Ingredients
- 500g (1lb) plain flour
- 300g (10oz) unsalted butter
- 150g (5oz) caster sugar
- Pinch of salt
- 1 large egg
- 2tbsp milk
- Few drops of vanilla extract
- Icing sugar, for dusting
For decoration:
- 125g (4oz) royal icing sugar
- 6 x star cookie cutters in various sizes, from 4.5cm to 13.5cm (1¾-5½in)
You'll also need:
- Baking sheets, lined with non-stick liners or baking parchment
Method
- Set the oven to 180°C or gas mark 4.
- Tip the flour into the bowl of a food processor, add the butter, sugar and salt, and whizz until the mixture forms fine breadcrumbs. Add the egg, milk and vanilla extract, and whizz the mixture until the ingredients bind together into a dough. Or rub the butter into the flour, add the other ingredients and work them until they bind together.
- Roll the dough out to about 5mm (¼in) and, for each tree, cut out two of each size of cutter, re-rolling dough as necessary. So, for two trees, cut out four of each size. Place cookies on the lined baking sheets and bake the cookies in the centre of the oven for 12-15 mins, or until they're a light golden colour.
- Remove cookies from oven and transfer to wire racks to cool. Dust cold cookies with icing sugar.

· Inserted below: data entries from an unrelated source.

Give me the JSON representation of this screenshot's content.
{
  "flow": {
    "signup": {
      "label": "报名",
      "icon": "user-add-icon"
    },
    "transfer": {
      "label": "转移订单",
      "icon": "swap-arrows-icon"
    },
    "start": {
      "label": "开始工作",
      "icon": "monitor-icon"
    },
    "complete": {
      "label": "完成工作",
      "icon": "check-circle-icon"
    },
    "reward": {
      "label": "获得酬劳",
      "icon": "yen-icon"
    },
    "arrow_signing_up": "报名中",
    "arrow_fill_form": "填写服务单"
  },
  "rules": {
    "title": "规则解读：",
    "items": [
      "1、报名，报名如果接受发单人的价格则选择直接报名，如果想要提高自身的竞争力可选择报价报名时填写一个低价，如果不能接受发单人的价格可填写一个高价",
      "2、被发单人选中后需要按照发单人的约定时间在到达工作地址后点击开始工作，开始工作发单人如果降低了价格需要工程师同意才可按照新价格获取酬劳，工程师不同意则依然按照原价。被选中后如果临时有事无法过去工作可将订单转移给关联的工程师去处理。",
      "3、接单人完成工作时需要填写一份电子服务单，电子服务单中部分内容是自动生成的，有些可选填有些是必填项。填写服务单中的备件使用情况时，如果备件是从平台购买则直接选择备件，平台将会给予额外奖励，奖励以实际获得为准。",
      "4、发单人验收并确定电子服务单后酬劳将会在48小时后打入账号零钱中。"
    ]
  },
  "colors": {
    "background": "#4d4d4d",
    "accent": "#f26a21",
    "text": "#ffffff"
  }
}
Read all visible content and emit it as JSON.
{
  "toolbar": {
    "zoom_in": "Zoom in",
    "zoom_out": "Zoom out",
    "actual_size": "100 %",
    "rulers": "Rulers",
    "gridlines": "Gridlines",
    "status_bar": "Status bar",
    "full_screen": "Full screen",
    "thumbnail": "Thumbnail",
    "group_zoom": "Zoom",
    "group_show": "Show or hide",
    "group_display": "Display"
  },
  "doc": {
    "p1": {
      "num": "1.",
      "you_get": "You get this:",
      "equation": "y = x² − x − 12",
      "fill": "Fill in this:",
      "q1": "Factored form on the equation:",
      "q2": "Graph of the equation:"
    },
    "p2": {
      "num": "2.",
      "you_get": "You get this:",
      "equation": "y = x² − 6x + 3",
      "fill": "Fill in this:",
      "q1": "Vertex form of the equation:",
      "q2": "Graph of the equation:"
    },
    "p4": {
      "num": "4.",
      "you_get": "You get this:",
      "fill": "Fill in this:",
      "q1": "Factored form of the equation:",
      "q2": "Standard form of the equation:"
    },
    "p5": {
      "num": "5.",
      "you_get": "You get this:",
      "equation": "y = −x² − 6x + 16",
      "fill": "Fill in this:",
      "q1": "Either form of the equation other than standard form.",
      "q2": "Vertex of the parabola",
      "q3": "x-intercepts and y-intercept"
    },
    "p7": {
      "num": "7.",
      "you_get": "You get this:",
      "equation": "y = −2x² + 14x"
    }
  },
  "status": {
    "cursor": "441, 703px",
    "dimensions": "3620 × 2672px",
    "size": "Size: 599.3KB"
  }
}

- To decorate the cookies, mix water into the royal icing sugar to give a spreadable consistency. To save making your own, ready-made royal icing can be used to stick the cookies together. Spread a little royal icing onto each cookie to stack them up. Stack two of each size, alternating the points, and sticking the top star on vertically. Leave a while for the royal icing to set before placing the cookie trees on plates and wrapping them in cellophane. The cookies will keep in an airtight container for up to 1 week (not suitable for freezing).